Modern statistical software makes it easier than ever to do thorough data screening/cleaning and to test assumptions associated with the analyses researchers perform.
However, few authors (even in top-tier journals) seem to be reporting data cleaning/screening and testing assumptions associated with the statistical analyses being reported. Few popular textbooks seem to focus on these basics.
In the 21st Century, with our complex modern analyses, is data screening and cleaning still relevant? Do outliers or extreme scores matter any more? Does having normally distributed variables improve analyses? Are there new techniques for screening or cleaning data that researchers should be aware of?
Are most analyses robust to violations of most assumptions, to the point that researchers really don't need to pay attention to assumptions any more?
My goal for this Research Topic is examine this issue with fresh eyes and 21st century methods. I believe that we can demonstrate that these things do still matter, even when using "robust" methods or non-parametric techniques, and perhaps identify when they matter MOST or in what way they can most substantially affect the results of an analysis.

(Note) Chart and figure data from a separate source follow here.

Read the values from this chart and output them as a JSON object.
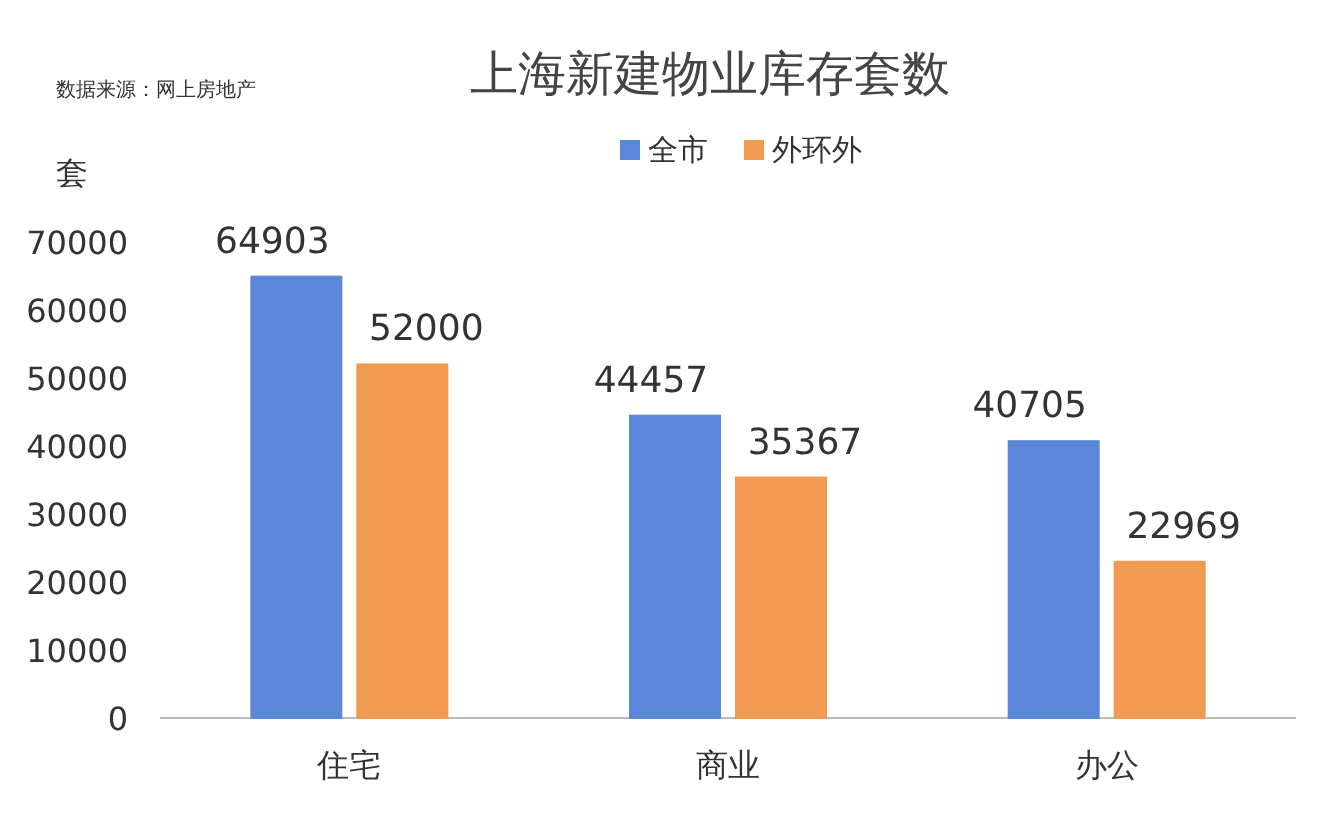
{
  "chart_data": {
    "type": "bar",
    "title": "上海新建物业库存套数",
    "ylabel": "套",
    "annotations": [
      "数据来源：网上房地产"
    ],
    "categories": [
      "住宅",
      "商业",
      "办公"
    ],
    "series": [
      {
        "name": "全市",
        "color": "#5b87d9",
        "values": [
          64903,
          44457,
          40705
        ]
      },
      {
        "name": "外环外",
        "color": "#f29a52",
        "values": [
          52000,
          35367,
          22969
        ]
      }
    ],
    "ylim": [
      0,
      70000
    ],
    "yticks": [
      0,
      10000,
      20000,
      30000,
      40000,
      50000,
      60000,
      70000
    ],
    "grid": false,
    "legend": "top",
    "data_labels": true
  }
}
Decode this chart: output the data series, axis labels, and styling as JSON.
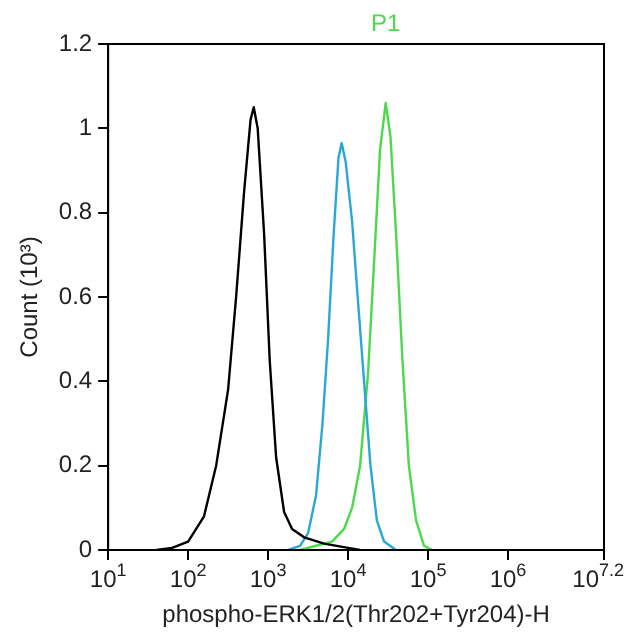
{
  "chart_data": {
    "type": "line",
    "xlabel": "phospho-ERK1/2(Thr202+Tyr204)-H",
    "ylabel": "Count (10³)",
    "log": "x",
    "xlim": [
      10,
      15848932
    ],
    "xticks": [
      {
        "value": 10,
        "label": "10$^{1}$"
      },
      {
        "value": 100,
        "label": "10$^{2}$"
      },
      {
        "value": 1000,
        "label": "10$^{3}$"
      },
      {
        "value": 10000,
        "label": "10$^{4}$"
      },
      {
        "value": 100000,
        "label": "10$^{5}$"
      },
      {
        "value": 1000000,
        "label": "10$^{6}$"
      },
      {
        "value": 15848932,
        "label": "10$^{7.2}$"
      }
    ],
    "ylim": [
      0,
      1.2
    ],
    "yticks": [
      0,
      0.2,
      0.4,
      0.6,
      0.8,
      1,
      1.2
    ],
    "grid": false,
    "legend": false,
    "marker": "none",
    "line_style": "solid",
    "series": [
      {
        "color": "#000000",
        "x": [
          40,
          63,
          100,
          158,
          224,
          316,
          398,
          501,
          603,
          661,
          741,
          891,
          1047,
          1259,
          1585,
          1995,
          2818,
          5012,
          10000,
          14125
        ],
        "values": [
          0,
          0.005,
          0.02,
          0.08,
          0.2,
          0.38,
          0.6,
          0.85,
          1.02,
          1.05,
          1.0,
          0.75,
          0.45,
          0.22,
          0.09,
          0.05,
          0.03,
          0.015,
          0.005,
          0
        ]
      },
      {
        "color": "#29a8d6",
        "x": [
          1778,
          2512,
          3162,
          3981,
          4786,
          5623,
          6607,
          7586,
          8318,
          9333,
          11220,
          13183,
          15849,
          19055,
          22909,
          28184,
          39811
        ],
        "values": [
          0,
          0.01,
          0.04,
          0.13,
          0.3,
          0.5,
          0.75,
          0.93,
          0.965,
          0.92,
          0.78,
          0.6,
          0.4,
          0.2,
          0.07,
          0.02,
          0
        ]
      },
      {
        "name": "P1",
        "color": "#4cd94c",
        "x": [
          2512,
          3981,
          6310,
          8913,
          11220,
          14125,
          17783,
          21380,
          25119,
          29512,
          33884,
          39811,
          47863,
          57544,
          70795,
          89125,
          112202
        ],
        "values": [
          0,
          0.01,
          0.02,
          0.05,
          0.1,
          0.2,
          0.42,
          0.7,
          0.95,
          1.06,
          0.98,
          0.75,
          0.45,
          0.2,
          0.07,
          0.01,
          0
        ]
      }
    ]
  }
}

I believe we can encourage researchers to change their habits through evidence-based discussions revolving around these issues. It is possible we can even convince editors of important journals to include these aspects in their evaluation /review criteria, as many journals in the social sciences have done with effect size reporting in recent years.
I encourage you to join me in demonstrating WHY paying attention to these mundane aspects of quantitative analysis can be beneficial to researchers.